The Real Cost of Bad Engineering
This morning, I read this article about a problem in two small towns in Massachusetts when the engineers responsible for a normally reliable, safe, natural gas distribution infrastructure don't really think about what they are doing, and the consequences of their designs. It's shameful.
The NTSB report about what happened was very clear, and very troubling:
The contracted crew was working on a tie-in project of a new plastic distribution main and the abandonment of a cast-iron distribution main. The distribution main that was abandoned still had the regulator sensing lines that were used to detect pressure in the distribution system and provide input to the regulators to control the system pressure. Once the contractor crews disconnected the distribution main that was going to be abandoned, the section containing the sensing lines began losing pressure.
As the pressure in the abandoned distribution main dropped about 0.25 inches of water column (about 0.01 psig), the regulators responded by opening further, increasing pressure in the distribution system. Since the regulators no longer sensed system pressure they fully opened allowing the full flow of high-pressure gas to be released into the distribution system supplying the neighborhood, exceeding the maximum allowable pressure.
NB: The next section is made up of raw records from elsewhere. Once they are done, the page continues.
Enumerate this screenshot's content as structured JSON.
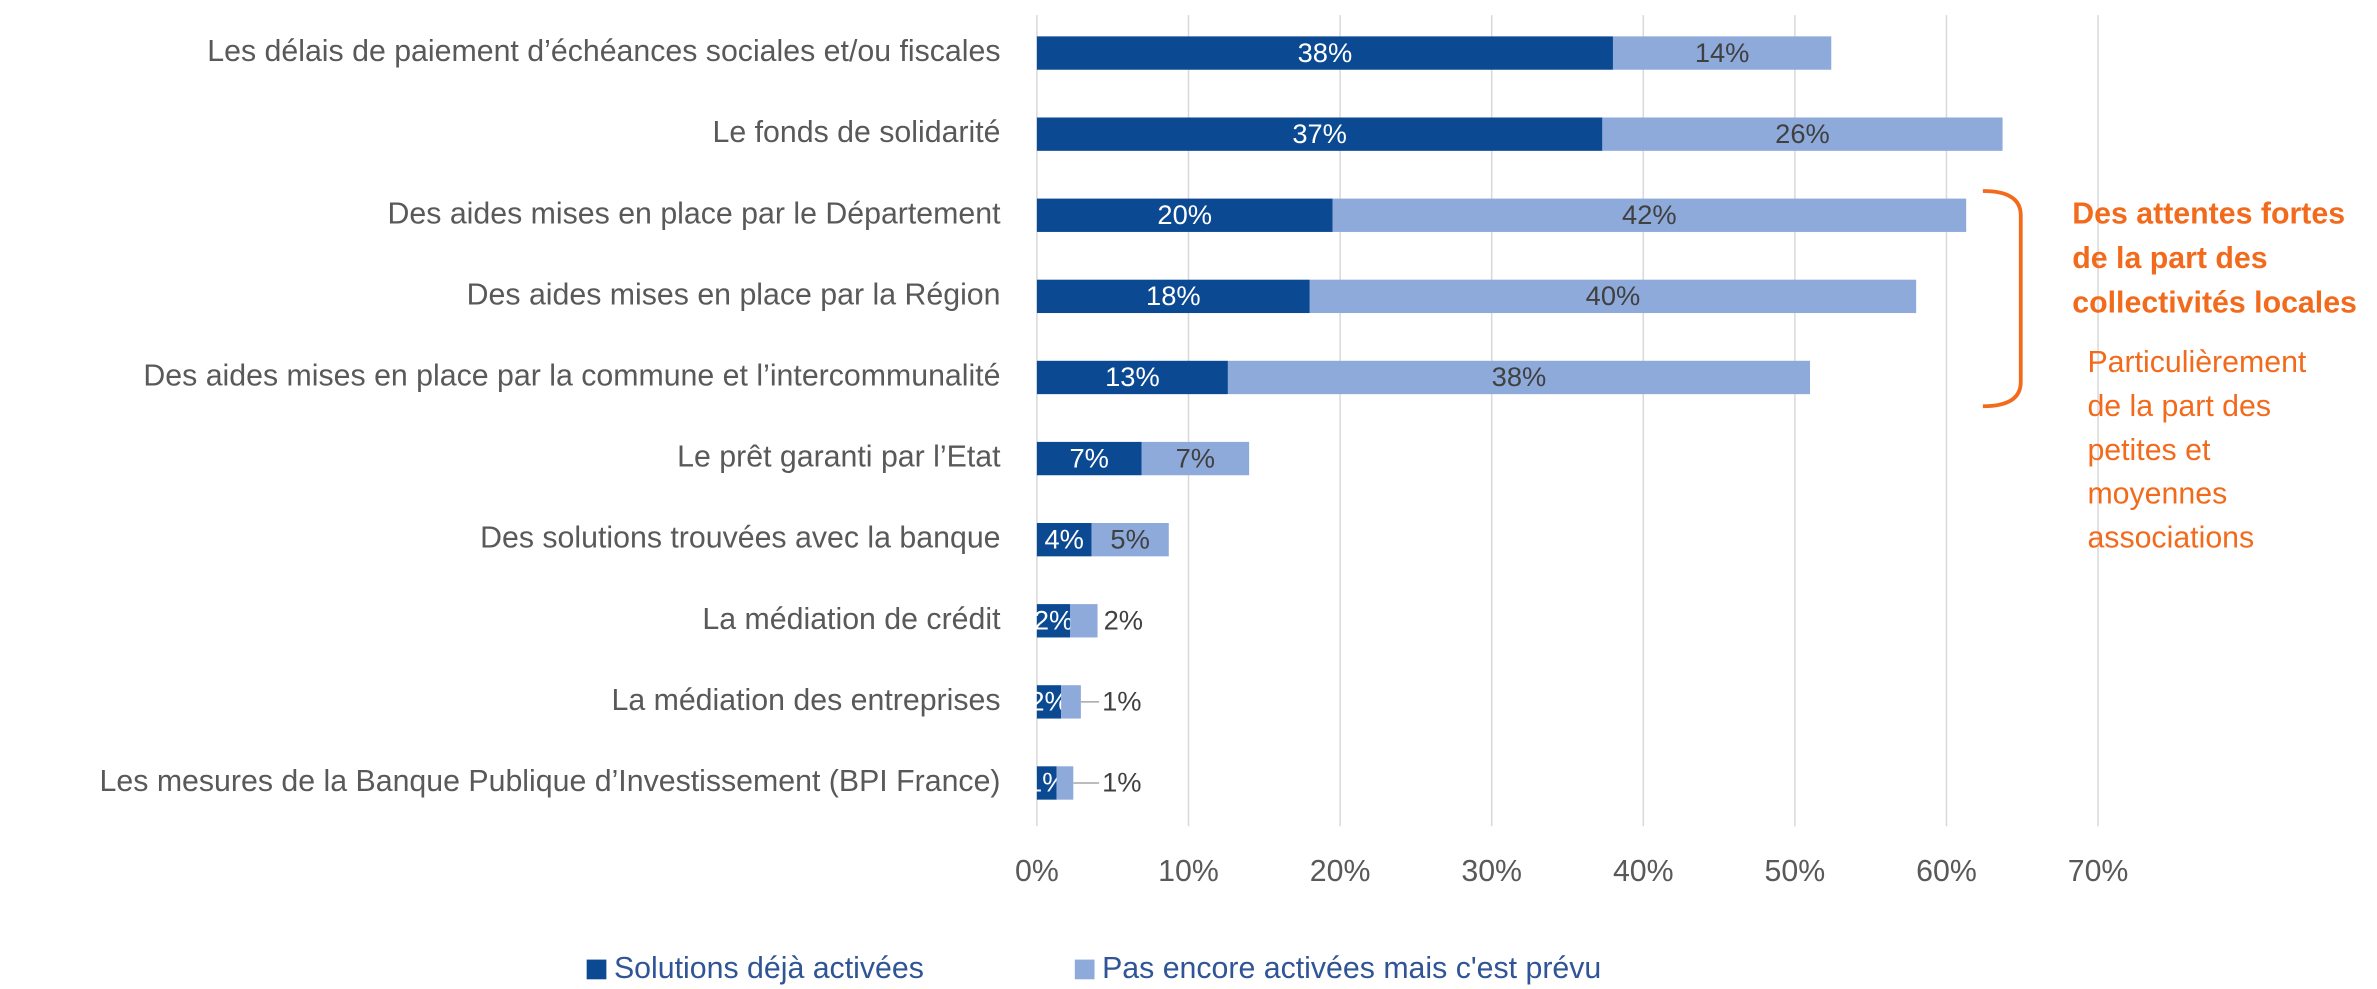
{
  "chart_data": {
    "type": "stacked-barh",
    "categories": [
      "Les délais de paiement d’échéances sociales et/ou fiscales",
      "Le fonds de solidarité",
      "Des aides mises en place par le Département",
      "Des aides mises en place par la Région",
      "Des aides mises en place par la commune et l’intercommunalité",
      "Le prêt garanti par l’Etat",
      "Des solutions trouvées avec la banque",
      "La médiation de crédit",
      "La médiation des entreprises",
      "Les mesures de la Banque Publique d’Investissement (BPI France)"
    ],
    "series": [
      {
        "name": "Solutions déjà activées",
        "color": "#0b4a92",
        "values": [
          38.0,
          37.3,
          19.5,
          18.0,
          12.6,
          6.9,
          3.6,
          2.2,
          1.6,
          1.3
        ],
        "value_labels": [
          "38%",
          "37%",
          "20%",
          "18%",
          "13%",
          "7%",
          "4%",
          "2%",
          "2%",
          "1%"
        ]
      },
      {
        "name": "Pas encore activées mais c'est prévu",
        "color": "#8eaadb",
        "values": [
          14.4,
          26.4,
          41.8,
          40.0,
          38.4,
          7.1,
          5.1,
          1.8,
          1.3,
          1.1
        ],
        "value_labels": [
          "14%",
          "26%",
          "42%",
          "40%",
          "38%",
          "7%",
          "5%",
          "2%",
          "1%",
          "1%"
        ]
      }
    ],
    "xlim": [
      0,
      70
    ],
    "xticks": [
      {
        "value": 0,
        "label": "0%"
      },
      {
        "value": 10,
        "label": "10%"
      },
      {
        "value": 20,
        "label": "20%"
      },
      {
        "value": 30,
        "label": "30%"
      },
      {
        "value": 40,
        "label": "40%"
      },
      {
        "value": 50,
        "label": "50%"
      },
      {
        "value": 60,
        "label": "60%"
      },
      {
        "value": 70,
        "label": "70%"
      }
    ],
    "grid": true,
    "legend": "bottom",
    "annotation": {
      "color": "#f26b1d",
      "title_lines": [
        "Des attentes fortes",
        "de la part des",
        "collectivités locales"
      ],
      "text_lines": [
        "Particulièrement",
        "de la part des",
        "petites et",
        "moyennes",
        "associations"
      ]
    }
  }
}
Why the control system wasn't smart enough to detect:
- Pressure Reading of Zero - the sensor was on the abandoned line - which had no pressure. Why didn't that fact alone cause an alarm?
- Zero Change on Output based on Input Change - when the first change was done, why wasn't the change seen on the sensor - at least in a percentage measure? Even, if you look at the first-derivative of the sensor reading, a simple thing to do even with analog control systems, and see that no change could be seen should have been an error.
- Upper Limit on Input - when you see that you have increased the input some percentage in the last "...few minutes..." - then sound the alarm. There is no reason to ramp the input like this. It's a leak - or worse, and needs to be corrected.
As an engineer, I'm stunned that the folks that created this control system didn't do these, or something similar, to them to sound alarms as opposed to letting four homes blow up. I mean, it's one thing to have a leak, with a bad scent in the house - but to actually have homes blow up - that's way past bad design.
An old friend and I have talked about this many times over the years - How do you really teach this kind of design? - and it's not easy. It comes from experience, and the problem is, most engineers don't have it - any more than most people are wise. You have to accumulate experience over years - to know what to think about... what to look for... all that needs to be considered, and it takes years to really gain that perspective.
But companies will pass things like this off to the junior engineers - because that's who they believe can do all that's needed. And if you ask the folks doing the work if they are ready to do this kind of work, they are always going to say "Yes!". That's just "confidence".
Until we come to terms with this gap in the education of engineers, we're going to have these problems, and they could be a whole lot worse.